Heliyon (Apr 2023)
Necessary condition analysis has either low specificity or low sensitivity: Results from simulations and empirical analyses of grit, depression, and anxiety
Abstract
Objectives: Initially the stated goal of Necessary Condition Analysis (NCA) was to help identify conditions that are necessary but not sufficient for some outcome. However, later the developers of the test asserted that the test is for identifying if the association between two variables is characterized by some indeterminate type of non-randomness.
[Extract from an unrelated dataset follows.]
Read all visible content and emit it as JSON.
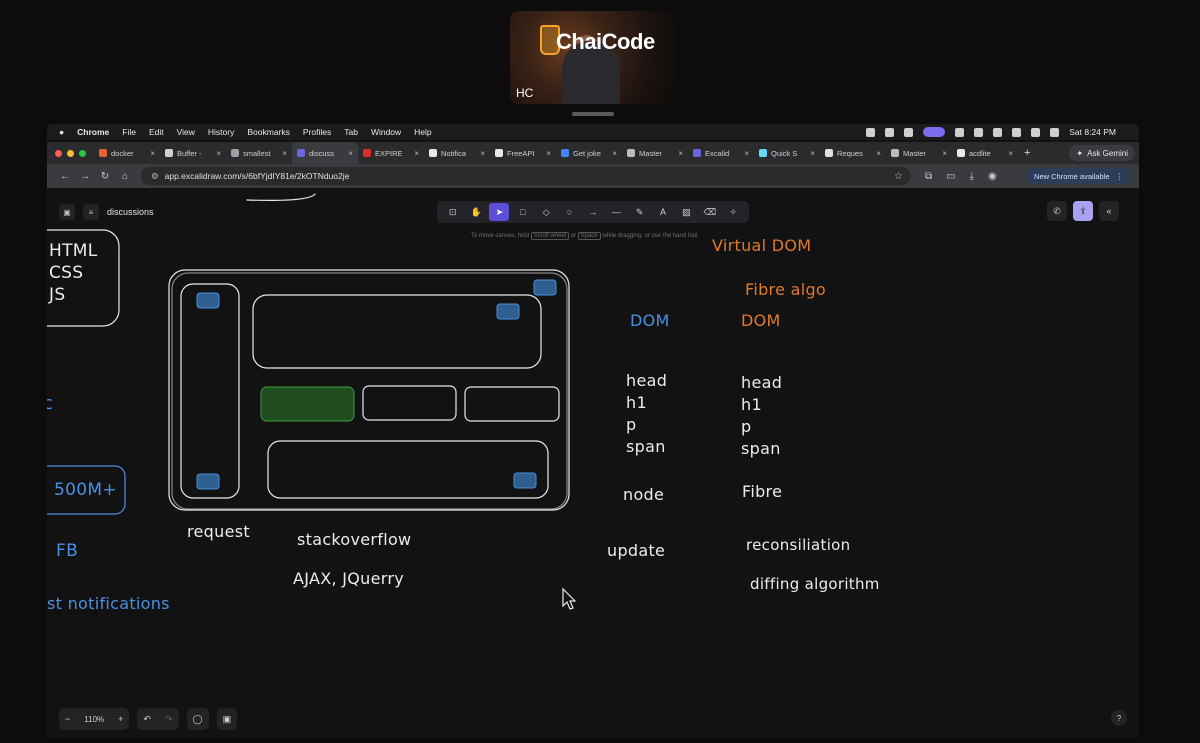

The objective of the present study was to assess the ability of NCA to achieve its originally as well as its more newly stated objective. Furthermore, the performance of NCA was compared with the performance of ordinary linear regression analysis. Methods: Data simulating various deviations from randomness as well as empirical data on grit, depression, and anxiety in the 1997 National Longitudinal Survey of Youth (NLSY97) were analyzed with NCA and with linear regression. Results: For its initially stated objective, NCA displayed low specificity. For its more newly stated objective, NCA exhibited low sensitivity. Ordinary linear regression analysis was better than NCA at identifying non-random associations, especially negative associations. Conclusions: There does not appear to exist any convincing reasons to use the significance test in NCA instead of ordinary linear regression analysis. There appears to be confusion about how results from NCA should be interpreted, maybe even among the developers of the test.